Einige Bemerkungen zur neuen WSJT-X -Version 2.2 (z.Z. noch Release)

Karl-Heinz hatte diese am Sonntag in der Runde mit einer kurzen Erklärung für den Download empfohlen. Man sollte ja prinzipiell die neuesten Versionen installieren, da ja meist an weiteren Verbesserungen des Programms gearbeitet wird. Bei der 2.2 fließen auch gute Gedanken anderer Funkamateure ein und es ist ein Teamprodukt.
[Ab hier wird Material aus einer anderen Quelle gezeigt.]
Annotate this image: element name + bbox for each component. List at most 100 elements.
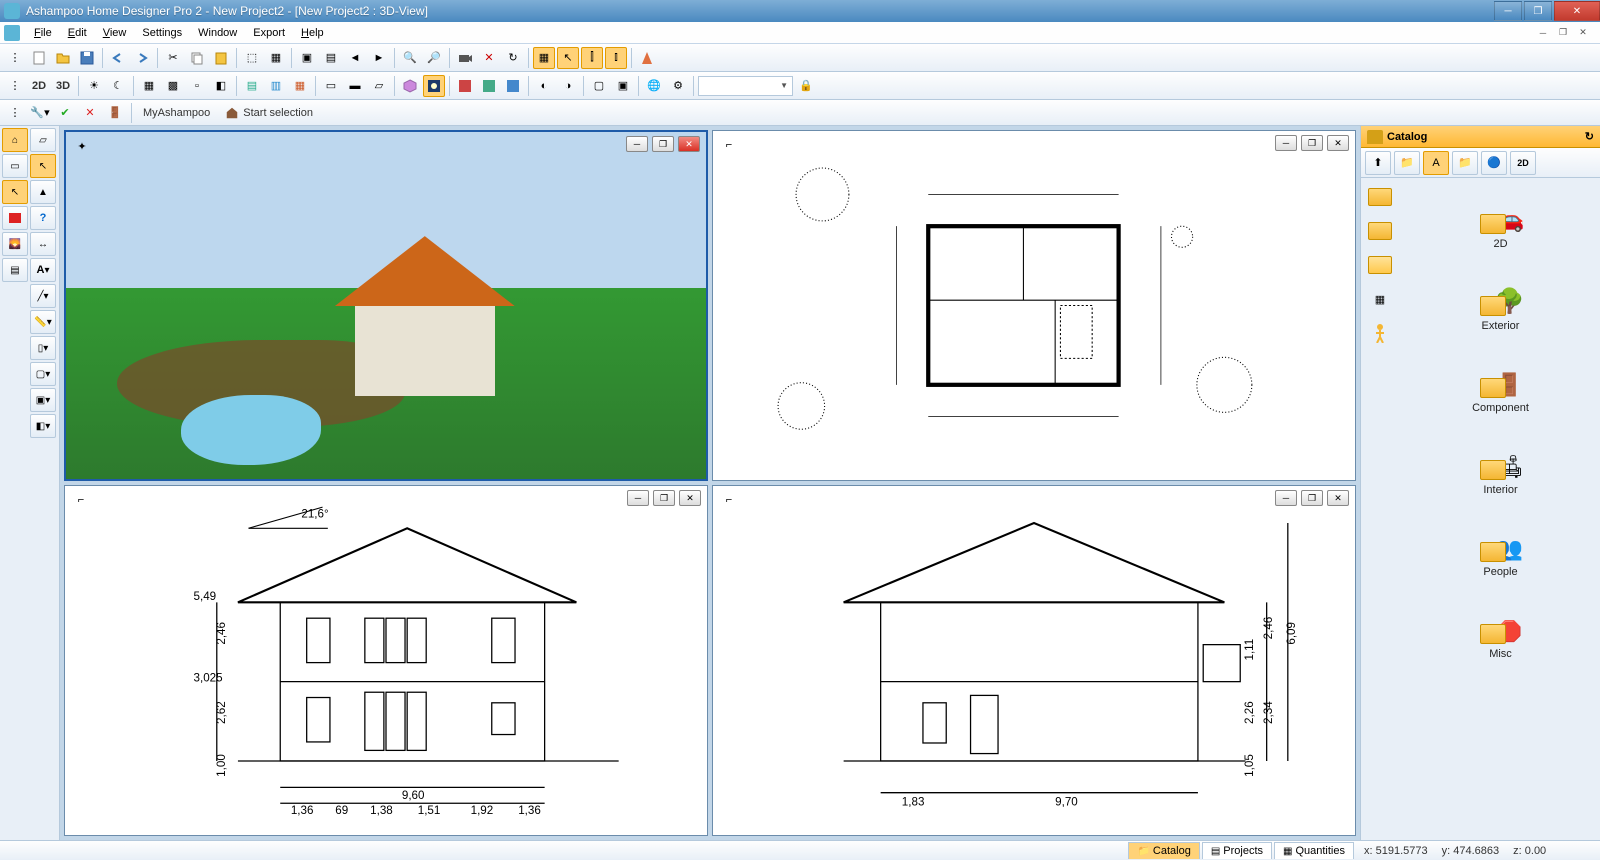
refresh-catalog-icon[interactable]: ↻ xyxy=(1585,130,1594,143)
perspective-button[interactable]: ▱ xyxy=(368,75,390,97)
refresh-button[interactable]: ↻ xyxy=(502,47,524,69)
tool-stairs[interactable]: ▤ xyxy=(2,258,28,282)
pointer-button[interactable]: ↖ xyxy=(557,47,579,69)
tool-measure[interactable]: 📏▾ xyxy=(30,310,56,334)
menu-edit[interactable]: Edit xyxy=(60,24,95,42)
nav-start-selection[interactable]: Start selection xyxy=(219,103,319,123)
floor-all-button[interactable]: ▦ xyxy=(289,75,311,97)
lock-button[interactable]: 🔒 xyxy=(795,75,817,97)
new-view-button[interactable]: ▣ xyxy=(296,47,318,69)
floor-down-button[interactable]: ▥ xyxy=(265,75,287,97)
elev2-corner-icon[interactable]: ⌐ xyxy=(719,490,739,510)
tool-red-flag[interactable] xyxy=(2,206,28,230)
settings-gear-button[interactable]: ⚙ xyxy=(667,75,689,97)
render-mode-4-button[interactable]: ◧ xyxy=(210,75,232,97)
cut-button[interactable]: ✂ xyxy=(162,47,184,69)
floor-up-button[interactable]: ▤ xyxy=(241,75,263,97)
catalog-folder-open[interactable] xyxy=(1365,252,1395,278)
menu-export[interactable]: Export xyxy=(245,24,293,42)
catalog-item-misc[interactable]: 🛑 Misc xyxy=(1451,596,1551,660)
cancel-red-button[interactable]: ✕ xyxy=(79,102,101,124)
close-button[interactable]: ✕ xyxy=(1554,1,1600,21)
catalog-item-component[interactable]: 🚪 Component xyxy=(1451,350,1551,414)
menu-help[interactable]: Help xyxy=(293,24,332,42)
paste-button[interactable] xyxy=(210,47,232,69)
minimize-button[interactable]: ─ xyxy=(1494,1,1522,21)
save-button[interactable] xyxy=(76,47,98,69)
grid-button[interactable]: ▦ xyxy=(533,47,555,69)
layer-button[interactable]: ▭ xyxy=(320,75,342,97)
tool-terrain[interactable]: 🌄 xyxy=(2,232,28,256)
tool-object[interactable]: ◧▾ xyxy=(30,414,56,438)
plan-corner-icon[interactable]: ⌐ xyxy=(719,135,739,155)
vp-minimize-button-4[interactable]: ─ xyxy=(1275,490,1297,506)
camera-button[interactable] xyxy=(454,47,476,69)
vp-maximize-button-4[interactable]: ❐ xyxy=(1301,490,1323,506)
view-3d-button[interactable]: 3D xyxy=(52,75,74,97)
redo-button[interactable] xyxy=(131,47,153,69)
status-tab-projects[interactable]: ▤ Projects xyxy=(1202,842,1272,859)
vp-close-button[interactable]: ✕ xyxy=(678,136,700,152)
tool-column[interactable]: ▯▾ xyxy=(30,336,56,360)
prev-button[interactable]: ◄ xyxy=(344,47,366,69)
compass-icon[interactable]: ✦ xyxy=(72,136,92,156)
zoom-out-button[interactable]: 🔎 xyxy=(423,47,445,69)
tool-text[interactable]: A▾ xyxy=(30,258,56,282)
nav-myashampoo[interactable]: MyAshampoo xyxy=(137,104,216,122)
tool-b-button[interactable]: ▣ xyxy=(612,75,634,97)
tool-cursor[interactable]: ↖ xyxy=(2,180,28,204)
color-3-button[interactable] xyxy=(502,75,524,97)
globe-button[interactable]: 🌐 xyxy=(643,75,665,97)
menu-settings[interactable]: Settings xyxy=(134,24,190,42)
render-mode-1-button[interactable]: ▦ xyxy=(138,75,160,97)
snap-lines-button[interactable]: ⫿ xyxy=(581,47,603,69)
snap-grid-button[interactable]: ⫾ xyxy=(605,47,627,69)
catalog-folder-1[interactable] xyxy=(1365,184,1395,210)
door-icon[interactable]: 🚪 xyxy=(104,102,126,124)
elev-corner-icon[interactable]: ⌐ xyxy=(71,490,91,510)
mdi-minimize-button[interactable]: ─ xyxy=(1534,25,1552,41)
check-button[interactable]: ✔ xyxy=(54,102,76,124)
catalog-home-button[interactable]: 📁 xyxy=(1394,151,1420,175)
vp-close-button-3[interactable]: ✕ xyxy=(679,490,701,506)
catalog-item-people[interactable]: 👥 People xyxy=(1451,514,1551,578)
vp-maximize-button[interactable]: ❐ xyxy=(652,136,674,152)
tool-dimension[interactable]: ↔ xyxy=(30,232,56,256)
tile-button[interactable]: ▤ xyxy=(320,47,342,69)
select-button[interactable]: ⬚ xyxy=(241,47,263,69)
vp-minimize-button-3[interactable]: ─ xyxy=(627,490,649,506)
moon-button[interactable]: ☾ xyxy=(107,75,129,97)
color-1-button[interactable] xyxy=(454,75,476,97)
catalog-item-2d[interactable]: 🚗 2D xyxy=(1451,186,1551,250)
open-button[interactable] xyxy=(52,47,74,69)
catalog-fence-icon[interactable]: ▦ xyxy=(1365,286,1395,312)
undo-button[interactable] xyxy=(107,47,129,69)
viewport-3d[interactable]: ✦ ─ ❐ ✕ xyxy=(64,130,708,481)
render-mode-3-button[interactable]: ▫ xyxy=(186,75,208,97)
delete-button[interactable]: ✕ xyxy=(478,47,500,69)
color-2-button[interactable] xyxy=(478,75,500,97)
tool-line[interactable]: ╱▾ xyxy=(30,284,56,308)
render-mode-2-button[interactable]: ▩ xyxy=(162,75,184,97)
tool-help[interactable]: ? xyxy=(30,206,56,230)
catalog-filter-b-button[interactable]: 📁 xyxy=(1452,151,1478,175)
wrench-button[interactable]: 🔧▾ xyxy=(29,102,51,124)
tool-room[interactable]: ▱ xyxy=(30,128,56,152)
vp-minimize-button[interactable]: ─ xyxy=(626,136,648,152)
tool-wall[interactable]: ⌂ xyxy=(2,128,28,152)
zoom-in-button[interactable]: 🔍 xyxy=(399,47,421,69)
copy-button[interactable] xyxy=(186,47,208,69)
menu-file[interactable]: File xyxy=(26,24,60,42)
maximize-button[interactable]: ❐ xyxy=(1524,1,1552,21)
tool-a-button[interactable]: ▢ xyxy=(588,75,610,97)
mdi-restore-button[interactable]: ❐ xyxy=(1554,25,1572,41)
next-button[interactable]: ► xyxy=(368,47,390,69)
viewport-elevation-side[interactable]: ⌐ ─ ❐ ✕ xyxy=(712,485,1356,836)
tool-pointer[interactable]: ↖ xyxy=(30,154,56,178)
vp-maximize-button-3[interactable]: ❐ xyxy=(653,490,675,506)
tool-selection[interactable]: ▭ xyxy=(2,154,28,178)
vp-close-button-4[interactable]: ✕ xyxy=(1327,490,1349,506)
catalog-folder-2[interactable] xyxy=(1365,218,1395,244)
cube-button[interactable] xyxy=(399,75,421,97)
menu-window[interactable]: Window xyxy=(190,24,245,42)
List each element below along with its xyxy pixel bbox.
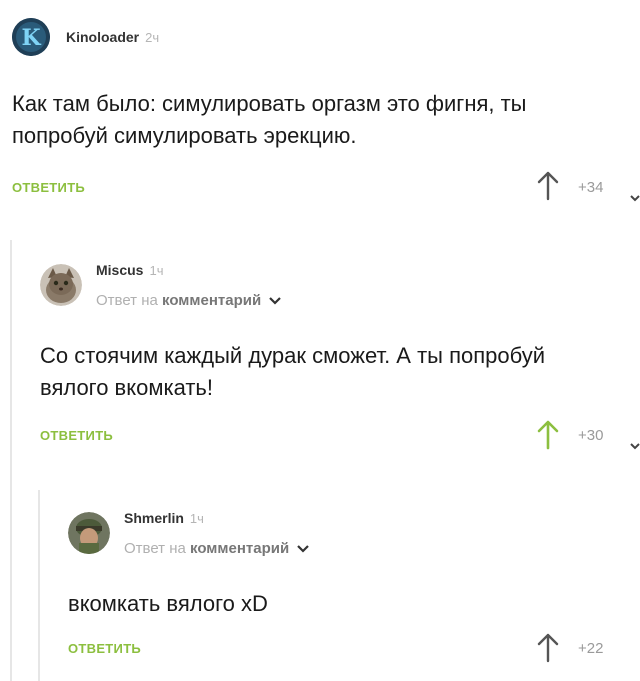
comment-text: вкомкать вялого xD	[68, 588, 268, 620]
comment: Shmerlin 1ч Ответ на комментарий вкомкать…	[0, 0, 640, 681]
upvote-arrow-icon[interactable]	[536, 633, 560, 668]
comment-time: 1ч	[189, 511, 204, 526]
reply-to-link[interactable]: Ответ на комментарий	[124, 540, 310, 558]
reply-prefix: Ответ на	[124, 540, 186, 557]
avatar[interactable]	[68, 512, 110, 554]
comment-text-line: вкомкать вялого xD	[68, 591, 268, 616]
reply-button[interactable]: ОТВЕТИТЬ	[68, 641, 141, 656]
chevron-down-icon[interactable]	[297, 541, 310, 558]
author-name[interactable]: Shmerlin 1ч	[124, 510, 204, 526]
reply-target[interactable]: комментарий	[190, 540, 289, 557]
rating-value: +22	[578, 640, 604, 657]
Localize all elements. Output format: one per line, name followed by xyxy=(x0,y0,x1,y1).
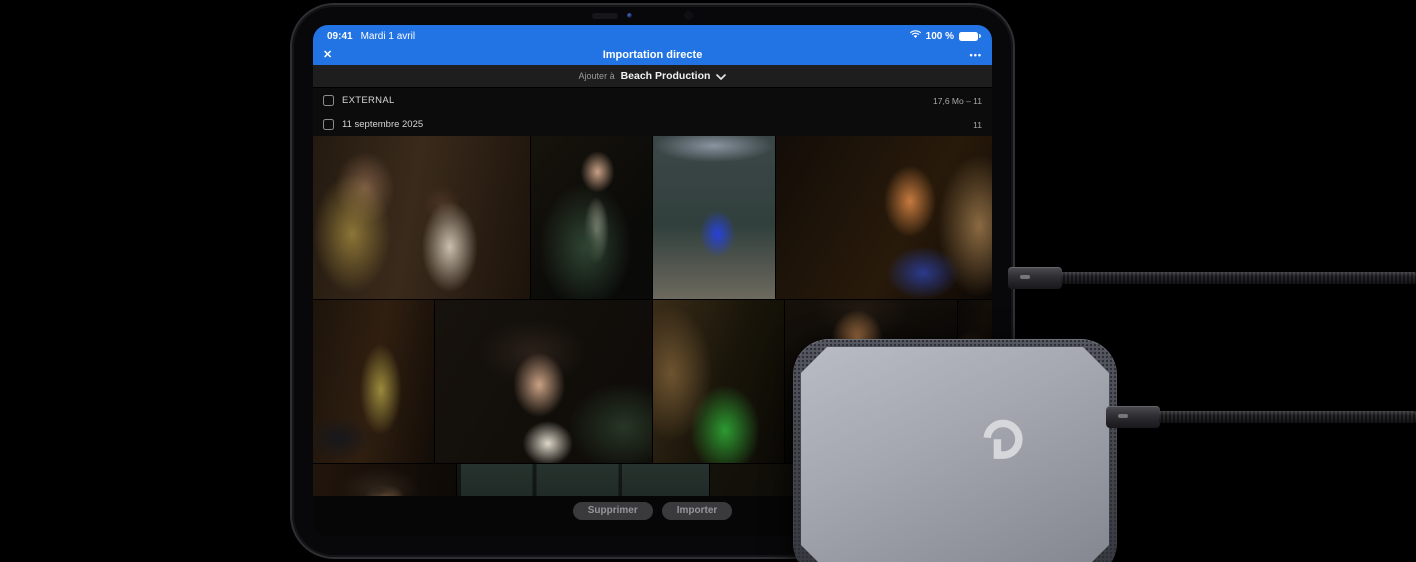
external-checkbox[interactable] xyxy=(323,95,334,106)
photo-thumbnail[interactable] xyxy=(313,464,456,496)
wifi-icon xyxy=(909,30,921,42)
date-group-row: 11 septembre 2025 11 xyxy=(313,113,992,136)
date-label: 11 septembre 2025 xyxy=(342,119,424,130)
photo-thumbnail[interactable] xyxy=(531,136,652,299)
add-to-label: Ajouter à xyxy=(578,71,615,81)
source-row-external: EXTERNAL 17,6 Mo – 11 xyxy=(313,88,992,113)
photo-thumbnail[interactable] xyxy=(653,136,775,299)
front-camera-icon xyxy=(627,13,632,18)
photo-thumbnail[interactable] xyxy=(435,300,652,463)
cable-wire xyxy=(1159,411,1416,423)
cable-wire xyxy=(1061,272,1416,284)
delete-button[interactable]: Supprimer xyxy=(572,502,653,520)
usb-c-cable-ipad xyxy=(1008,267,1416,291)
portable-ssd-drive xyxy=(793,339,1117,562)
chevron-down-icon[interactable] xyxy=(716,67,727,85)
source-size-count: 17,6 Mo – 11 xyxy=(933,95,982,106)
bezel-camera-dot xyxy=(684,11,693,20)
bezel-sensor xyxy=(592,13,618,19)
usb-c-cable-drive xyxy=(1106,406,1416,430)
status-bar: 09:41 Mardi 1 avril 100 % xyxy=(313,25,992,45)
drive-faceplate xyxy=(801,347,1109,562)
usb-c-connector-icon xyxy=(1106,406,1160,428)
source-label: EXTERNAL xyxy=(342,95,395,106)
status-time: 09:41 xyxy=(327,30,353,42)
album-dropdown[interactable]: Beach Production xyxy=(621,70,711,82)
title-bar: ✕ Importation directe ••• xyxy=(313,45,992,65)
add-to-bar: Ajouter à Beach Production xyxy=(313,65,992,88)
battery-percentage: 100 % xyxy=(925,30,954,42)
photo-thumbnail[interactable] xyxy=(313,136,530,299)
date-count: 11 xyxy=(973,119,982,130)
import-button[interactable]: Importer xyxy=(661,502,733,520)
usb-c-connector-icon xyxy=(1008,267,1062,289)
status-date: Mardi 1 avril xyxy=(360,30,416,42)
page-title: Importation directe xyxy=(602,49,703,61)
scene: 09:41 Mardi 1 avril 100 % ✕ Importation … xyxy=(0,0,1416,562)
photo-thumbnail[interactable] xyxy=(313,300,434,463)
battery-icon xyxy=(959,31,981,41)
g-drive-logo-icon xyxy=(975,415,1031,471)
date-checkbox[interactable] xyxy=(323,119,334,130)
photo-thumbnail[interactable] xyxy=(457,464,709,496)
photo-thumbnail[interactable] xyxy=(653,300,784,463)
photo-thumbnail[interactable] xyxy=(776,136,992,299)
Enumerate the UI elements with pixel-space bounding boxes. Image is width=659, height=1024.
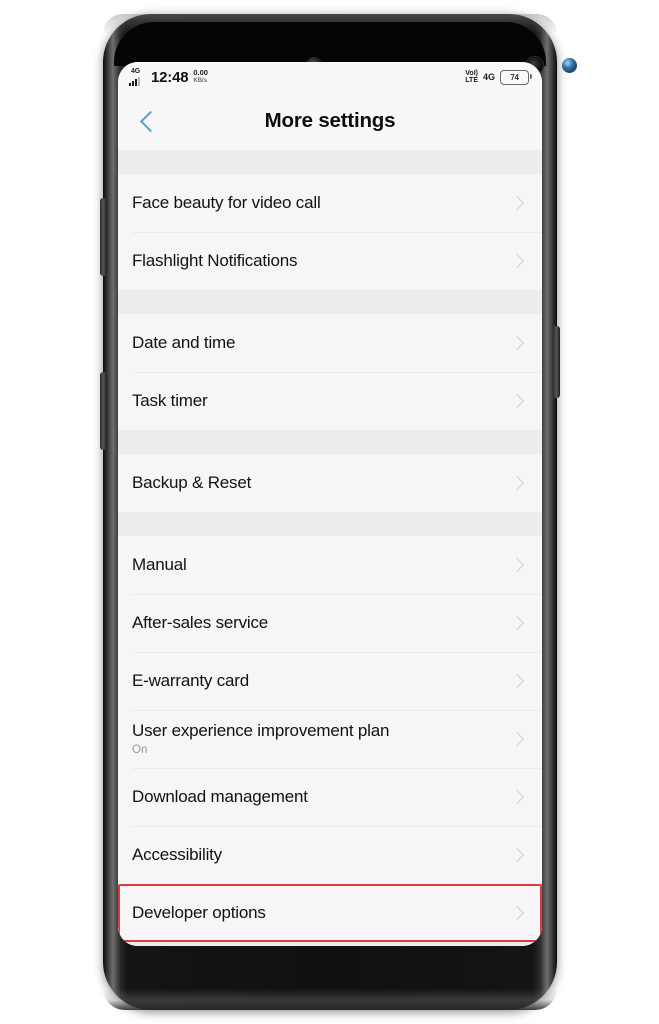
list-group-gap: [118, 942, 542, 946]
list-item-texts: Download management: [132, 777, 512, 816]
list-group-gap: [118, 512, 542, 536]
volte-icon: VoI) LTE: [465, 70, 478, 85]
list-item-download-management[interactable]: Download management: [118, 768, 542, 826]
list-item-texts: Accessibility: [132, 835, 512, 874]
list-item-user-experience-improvement-plan[interactable]: User experience improvement plan On: [118, 710, 542, 768]
chevron-right-icon: [509, 253, 525, 269]
list-item-label: User experience improvement plan: [132, 721, 390, 741]
signal-network-label: 4G: [131, 67, 140, 75]
list-item-label: Accessibility: [132, 845, 222, 865]
app-header: More settings: [118, 92, 542, 150]
list-item-task-timer[interactable]: Task timer: [118, 372, 542, 430]
list-item-developer-options[interactable]: Developer options: [118, 884, 542, 942]
settings-group: Manual After-sales service E-warranty ca…: [118, 536, 542, 942]
list-item-flashlight-notifications[interactable]: Flashlight Notifications: [118, 232, 542, 290]
chevron-right-icon: [509, 393, 525, 409]
chevron-right-icon: [509, 673, 525, 689]
power-button[interactable]: [553, 326, 560, 398]
volume-down-button[interactable]: [100, 372, 107, 450]
status-bar-clock: 12:48: [151, 68, 189, 86]
page-title: More settings: [264, 109, 396, 132]
list-item-texts: Backup & Reset: [132, 463, 512, 502]
settings-group: Face beauty for video call Flashlight No…: [118, 174, 542, 290]
network-speed-unit: KB/s: [193, 77, 208, 84]
chevron-right-icon: [509, 789, 525, 805]
list-item-backup-and-reset[interactable]: Backup & Reset: [118, 454, 542, 512]
list-item-label: Flashlight Notifications: [132, 251, 298, 271]
iris-camera-icon: [562, 58, 577, 73]
list-item-texts: Manual: [132, 545, 512, 584]
list-item-texts: User experience improvement plan On: [132, 711, 512, 766]
settings-list: Face beauty for video call Flashlight No…: [118, 150, 542, 946]
network-speed-indicator: 0.00 KB/s: [193, 69, 208, 84]
list-item-texts: E-warranty card: [132, 661, 512, 700]
volte-label-bottom: LTE: [465, 77, 478, 84]
chevron-right-icon: [509, 335, 525, 351]
list-item-label: Download management: [132, 787, 308, 807]
list-item-label: Face beauty for video call: [132, 193, 321, 213]
chevron-right-icon: [509, 615, 525, 631]
battery-icon: 74: [500, 69, 532, 85]
list-group-gap: [118, 150, 542, 174]
status-bar-right: VoI) LTE 4G 74: [465, 69, 532, 85]
list-item-accessibility[interactable]: Accessibility: [118, 826, 542, 884]
list-item-texts: After-sales service: [132, 603, 512, 642]
signal-strength-icon: 4G: [129, 67, 146, 86]
list-item-label: After-sales service: [132, 613, 269, 633]
battery-percentage: 74: [510, 72, 519, 82]
back-button[interactable]: [126, 99, 170, 143]
list-item-texts: Task timer: [132, 381, 512, 420]
mobile-data-icon: 4G: [482, 72, 495, 82]
list-item-label: E-warranty card: [132, 671, 249, 691]
list-item-face-beauty-for-video-call[interactable]: Face beauty for video call: [118, 174, 542, 232]
list-item-label: Developer options: [132, 903, 266, 923]
volume-up-button[interactable]: [100, 198, 107, 276]
chevron-right-icon: [509, 731, 525, 747]
chevron-right-icon: [509, 557, 525, 573]
list-item-texts: Flashlight Notifications: [132, 241, 512, 280]
list-item-after-sales-service[interactable]: After-sales service: [118, 594, 542, 652]
status-bar: 4G 12:48 0.00 KB/s VoI) LTE 4G 74: [118, 62, 542, 92]
list-item-date-and-time[interactable]: Date and time: [118, 314, 542, 372]
list-item-label: Backup & Reset: [132, 473, 252, 493]
list-item-texts: Face beauty for video call: [132, 183, 512, 222]
list-item-label: Manual: [132, 555, 187, 575]
list-group-gap: [118, 430, 542, 454]
settings-group: Backup & Reset: [118, 454, 542, 512]
list-item-status-value: On: [132, 743, 148, 756]
network-speed-value: 0.00: [193, 68, 208, 77]
chevron-right-icon: [509, 475, 525, 491]
settings-group: Date and time Task timer: [118, 314, 542, 430]
volte-label-top: VoI): [465, 69, 478, 77]
chevron-left-icon: [139, 110, 161, 132]
chevron-right-icon: [509, 847, 525, 863]
chevron-right-icon: [509, 905, 525, 921]
list-item-texts: Date and time: [132, 323, 512, 362]
list-item-manual[interactable]: Manual: [118, 536, 542, 594]
phone-top-bezel: [114, 22, 577, 74]
phone-screen: 4G 12:48 0.00 KB/s VoI) LTE 4G 74 More s…: [118, 62, 542, 946]
list-item-texts: Developer options: [132, 893, 512, 932]
list-item-label: Date and time: [132, 333, 236, 353]
list-item-label: Task timer: [132, 391, 208, 411]
status-bar-left: 4G 12:48 0.00 KB/s: [129, 67, 208, 86]
list-item-e-warranty-card[interactable]: E-warranty card: [118, 652, 542, 710]
chevron-right-icon: [509, 195, 525, 211]
signal-bars-icon: [129, 76, 140, 86]
list-group-gap: [118, 290, 542, 314]
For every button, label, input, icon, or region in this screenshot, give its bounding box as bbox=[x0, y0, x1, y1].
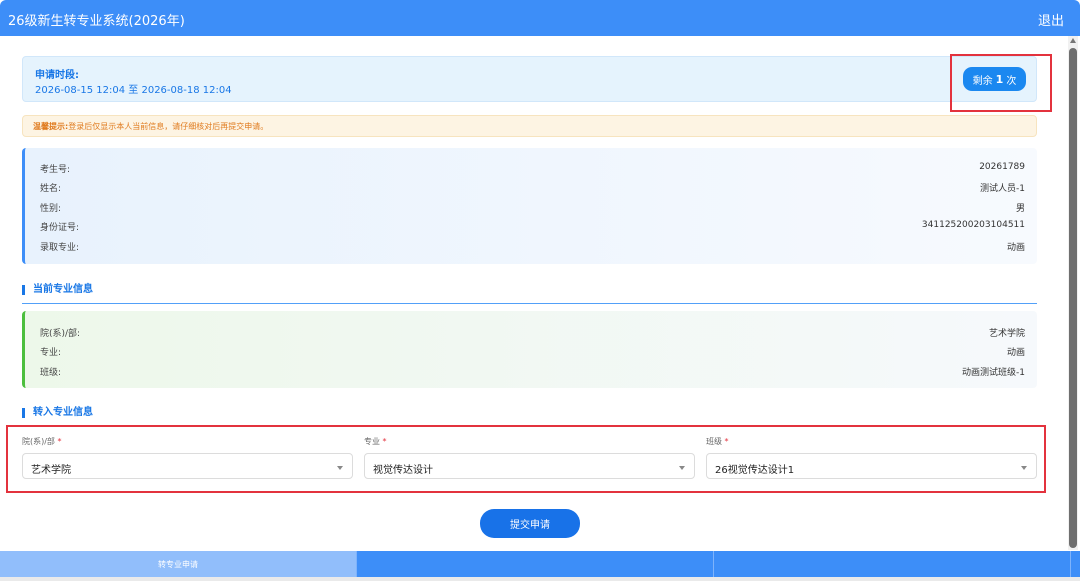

Also runtergeladen und Schwierigkeiten. Die Aussendung von Leistung wurde nach drei Durchgängen unterbrochen. Dann habe ich ein kleines Delay kurz vor einem Ruf festgestellt – als würde mein Transceiver kurz stehen bleiben.

Ich habe die ausführliche Beschreibung in der englischen Fassung gelesen, leider da nichts gefunden. Dann habe ich mich im Forum angemeldet und nach 3 Stunden bekam ich die Antwort auf meine Beobachtungen. Im Setup

sollte dringend unter Mode  „Data/Pkt“ eingestellt sein.

Die vermeintliche Verzögerung (kurze Unterbrechung) ist keine, weil der Dekodierungsvorgang schneller abgeschlossen wird.

Also Start Transmitting erfolgt zur richtigen Zeit. 

Für die Nutzer der neuen Version noch einmal ein Hinweis von Joe Taylor. Leistungen von 100W und mehr führen nicht zu einer Verbesserung der Übertragung der Signale, diese werden verzerrt, so dass dem QSO-Partner die Dekodierung erschwert wird. Es gilt: Die Leistung sollte nur so hoch sein, dass eine ausreichende Kommunikation gewährleistet ist ( siehe auch Prüfungsfrage AFU-Prüfung). Weniger ist manchmal mehr.